Éric Vuillard, auteur de Les Orphelins, développe une méthode d'écriture récurrente dans ses ouvrages. Ses livres sont généralement brefs (quelques dizaines de pages) et présentés comme des récits plutôt que des romans traditionnels. L'écrivain s'appuie sur des archives historiques (journaux, manuels anciens) pour analyser les préjugés qui influencent la perception des événements passés. Son approche consiste à dépoussiérer les mythes en déconstruisant les récits historiques établis, afin de révéler les réalités humaines et politiques derrière les légendes. Cette méthode a été appliquée à divers sujets comme la colonisation (Congo), la Révolution française (14 Juillet) ou la Première Guerre mondiale (La Bataille d'Occident).
Billy the Kid, de son vrai nom Henry McCarty (1859–1881), est un hors-la-loi américain dont la vie brève (21 ans) a été mythifiée par la culture populaire, notamment à travers des films, des chansons et des récits. Éric Vuillard s'intéresse à ce personnage dans Les Orphelins, non pour alimenter le mythe, mais pour explorer les mystères de l'Histoire et les dynamiques humaines derrière la légende. L'écrivain part d'un fait avéré : à 17 ans, Billy the Kid tue son premier homme, un événement qui marque le début de sa trajectoire violente. Le livre s'attache à montrer comment ce personnage, souvent réduit à une icône du western, a été façonné par son époque et les rapports de force de l'Ouest américain.
Dans Les Orphelins, Éric Vuillard applique sa méthode de déconstruction pour remettre en cause la représentation traditionnelle de Billy the Kid. Plutôt que de se contenter de la version héroïque ou romantique du hors-la-loi, l'écrivain cherche à démonter les rouages idéologiques qui ont construit cette image. Il utilise des sources historiques pour montrer que Billy the Kid était avant tout un produit de son environnement : la violence structurelle de l'Ouest américain, les conflits entre colons, les inégalités sociales et les abus de pouvoir des autorités. L'objectif est de révéler les mécanismes de la violence et les injustices qui ont façonné sa vie et sa mort, sans tomber dans le piège de la glorification ou de la diabolisation.
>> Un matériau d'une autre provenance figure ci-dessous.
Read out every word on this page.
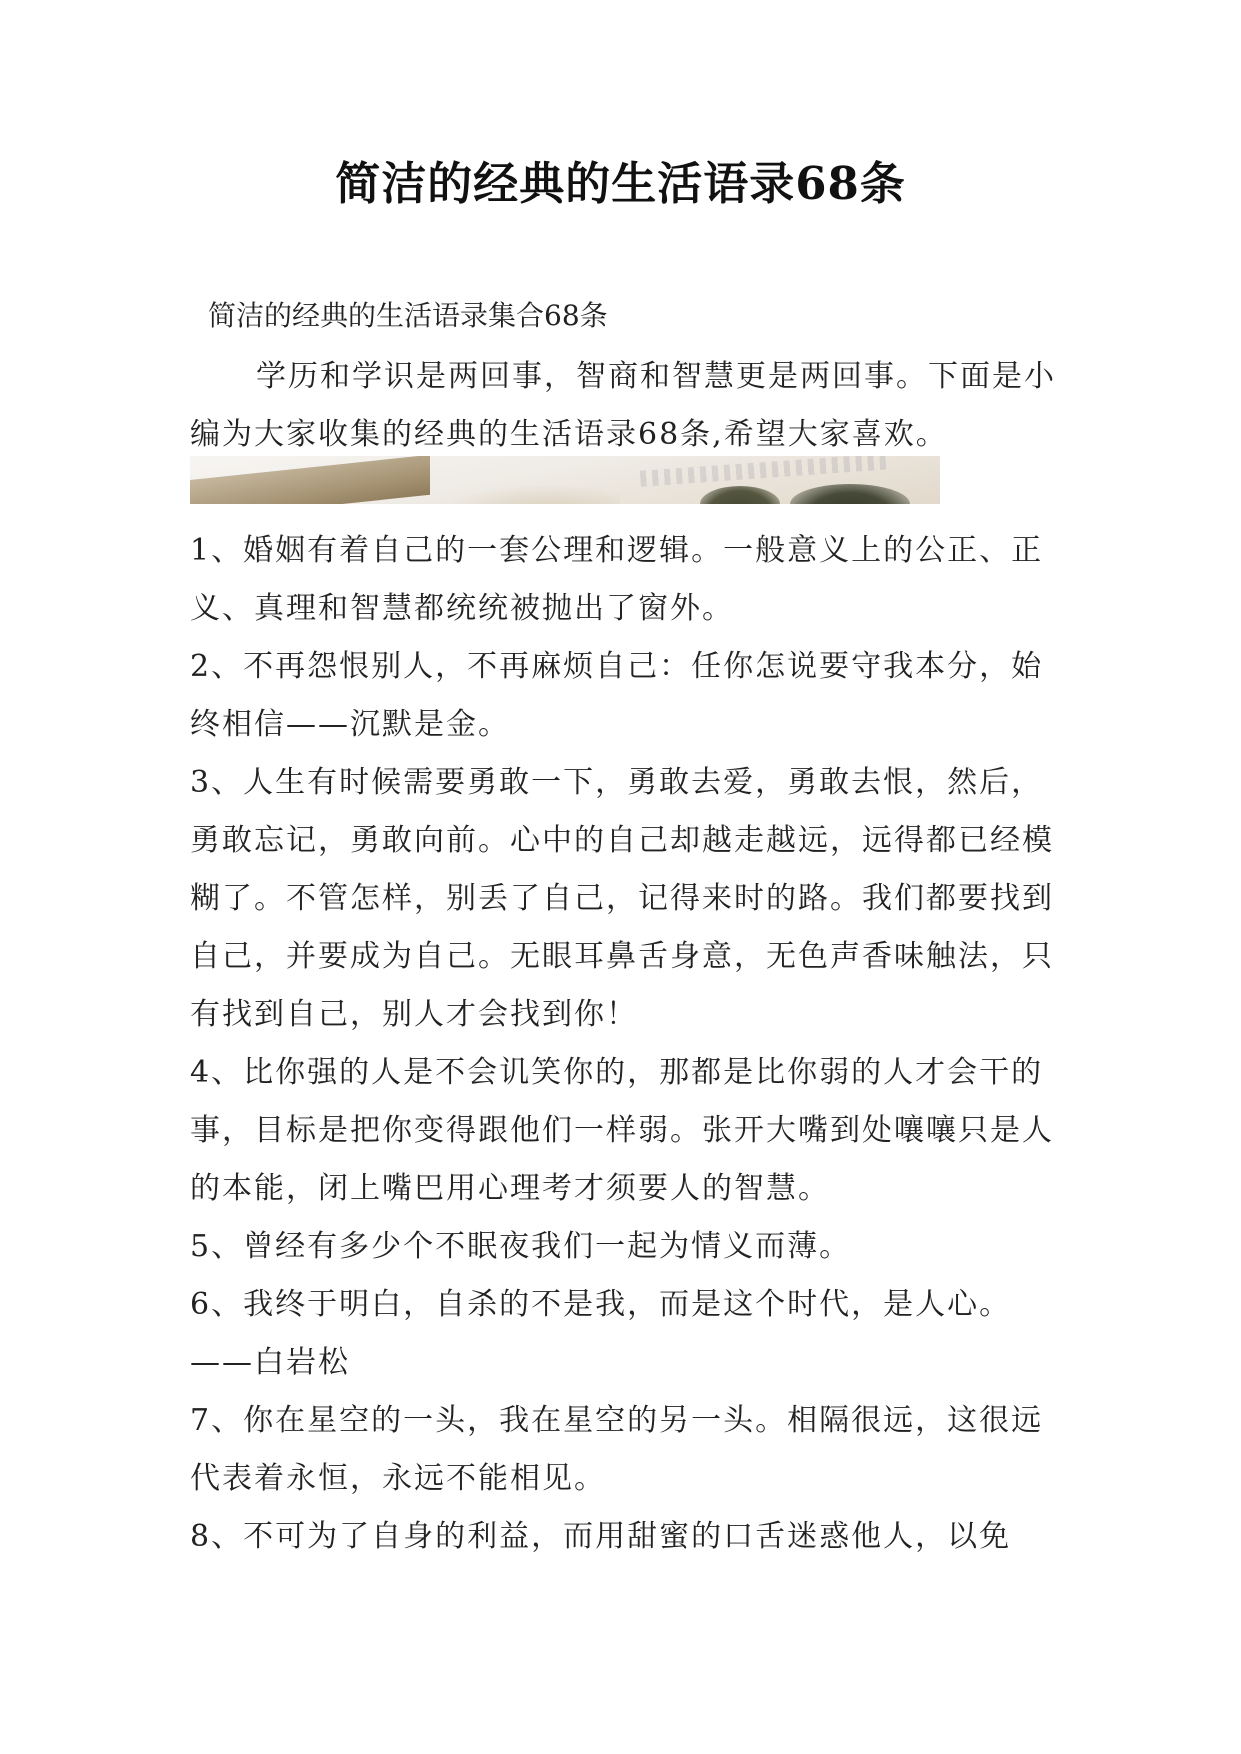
简洁的经典的生活语录68条

简洁的经典的生活语录集合68条

学历和学识是两回事，智商和智慧更是两回事。下面是小编为大家收集的经典的生活语录68条,希望大家喜欢。

1、婚姻有着自己的一套公理和逻辑。一般意义上的公正、正义、真理和智慧都统统被抛出了窗外。
2、不再怨恨别人，不再麻烦自己：任你怎说要守我本分，始终相信——沉默是金。
3、人生有时候需要勇敢一下，勇敢去爱，勇敢去恨，然后，勇敢忘记，勇敢向前。心中的自己却越走越远，远得都已经模糊了。不管怎样，别丢了自己，记得来时的路。我们都要找到自己，并要成为自己。无眼耳鼻舌身意，无色声香味触法，只有找到自己，别人才会找到你！
4、比你强的人是不会讥笑你的，那都是比你弱的人才会干的事，目标是把你变得跟他们一样弱。张开大嘴到处嚷嚷只是人的本能，闭上嘴巴用心理考才须要人的智慧。
5、曾经有多少个不眠夜我们一起为情义而薄。
6、我终于明白，自杀的不是我，而是这个时代，是人心。——白岩松
7、你在星空的一头，我在星空的另一头。相隔很远，这很远代表着永恒，永远不能相见。
8、不可为了自身的利益，而用甜蜜的口舌迷惑他人，以免
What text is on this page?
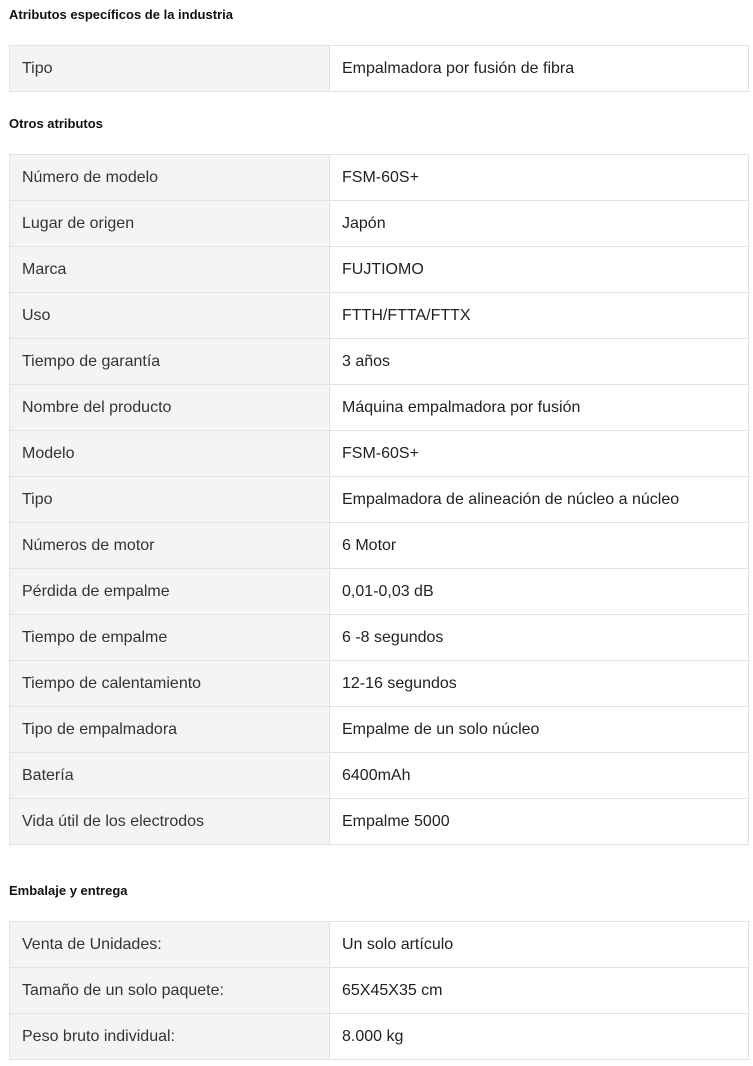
Atributos específicos de la industria
Tipo	Empalmadora por fusión de fibra
Otros atributos
Número de modelo	FSM-60S+
Lugar de origen	Japón
Marca	FUJTIOMO
Uso	FTTH/FTTA/FTTX
Tiempo de garantía	3 años
Nombre del producto	Máquina empalmadora por fusión
Modelo	FSM-60S+
Tipo	Empalmadora de alineación de núcleo a núcleo
Números de motor	6 Motor
Pérdida de empalme	0,01-0,03 dB
Tiempo de empalme	6 -8 segundos
Tiempo de calentamiento	12-16 segundos
Tipo de empalmadora	Empalme de un solo núcleo
Batería	6400mAh
Vida útil de los electrodos	Empalme 5000
Embalaje y entrega
Venta de Unidades:	Un solo artículo
Tamaño de un solo paquete:	65X45X35 cm
Peso bruto individual:	8.000 kg
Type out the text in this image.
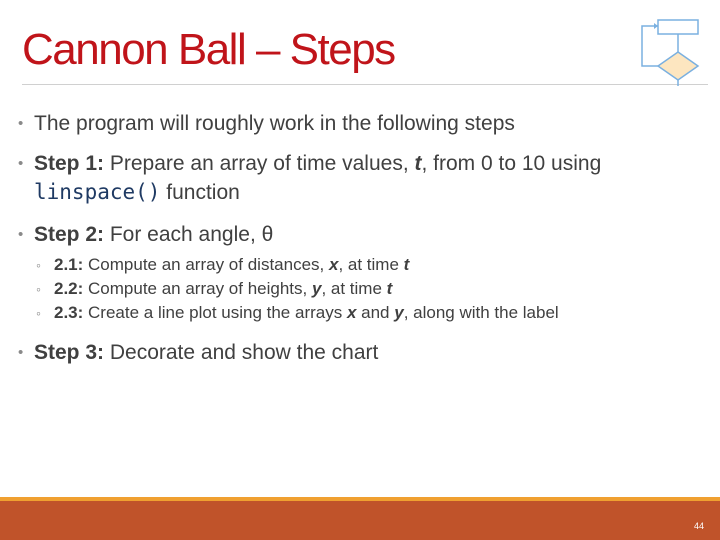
Cannon Ball – Steps
• The program will roughly work in the following steps
• Step 1: Prepare an array of time values, t, from 0 to 10 using linspace() function
• Step 2: For each angle, θ
◦ 2.1: Compute an array of distances, x, at time t
◦ 2.2: Compute an array of heights, y, at time t
◦ 2.3: Create a line plot using the arrays x and y, along with the label
• Step 3: Decorate and show the chart
44
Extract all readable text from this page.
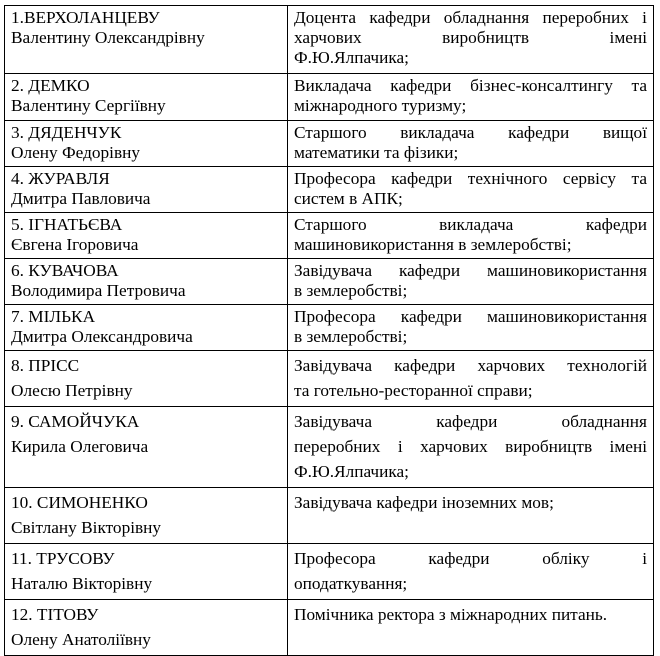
1.ВЕРХОЛАНЦЕВУ
Валентину Олександрівну	Доцента кафедри обладнання переробних і
харчових виробництв імені
Ф.Ю.Ялпачика;

2. ДЕМКО
Валентину Сергіївну	Викладача кафедри бізнес-консалтингу та
міжнародного туризму;

3. ДЯДЕНЧУК
Олену Федорівну	Старшого викладача кафедри вищої
математики та фізики;

4. ЖУРАВЛЯ
Дмитра Павловича	Професора кафедри технічного сервісу та
систем в АПК;

5. ІГНАТЬЄВА
Євгена Ігоровича	Старшого викладача кафедри
машиновикористання в землеробстві;

6. КУВАЧОВА
Володимира Петровича	Завідувача кафедри машиновикористання
в землеробстві;

7. МІЛЬКА
Дмитра Олександровича	Професора кафедри машиновикористання
в землеробстві;

8. ПРІСС
Олесю Петрівну	Завідувача кафедри харчових технологій
та готельно-ресторанної справи;

9. САМОЙЧУКА
Кирила Олеговича	Завідувача кафедри обладнання
переробних і харчових виробництв імені
Ф.Ю.Ялпачика;

10. СИМОНЕНКО
Світлану Вікторівну	Завідувача кафедри іноземних мов;

11. ТРУСОВУ
Наталю Вікторівну	Професора кафедри обліку і
оподаткування;

12. ТІТОВУ
Олену Анатоліївну	Помічника ректора з міжнародних питань.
Le style d'Éric Vuillard dans Les Orphelins est marqué par une prose percutante et une ironie subtile, souvent teintée de théâtralité. L'écrivain utilise des images fortes, comme l'entrée dans un saloon de l'Histoire avec un coup de bottes, pour annoncer son intention de déranger le lecteur. Cette approche s'accompagne d'un ton ironique, visible dans des formulations comme « Vous allez voir ce que vous allez voir », qui souligne l'écart entre la légende et la réalité. Le style de Vuillard repose sur un rythme narratif vif et des phrases courtes, tout en intégrant des éléments de langage populaire ou historique pour ancrer son récit dans une époque précise.
L'histoire de Billy the Kid se déroule dans l'**Ouest américain** à la fin du XIXe siècle, une période marquée par la **conquête de l'Ouest**, les conflits entre colons, les guerres indiennes et l'émergence d'un système judiciaire souvent arbitraire. Cette région était le théâtre d'une **violence endémique**, où la loi était souvent appliquée par des groupes armés ou des milices privées plutôt que par des institutions stables. Les *saloons*, les duels et les règlements de comptes étaient des éléments centraux de la vie quotidienne, reflétant un **état de droit fragile** et une société en pleine mutation. Éric Vuillard utilise ce contexte pour montrer comment des individus comme Billy the Kid ont été à la fois **victimes** et **acteurs** de cette violence structurelle.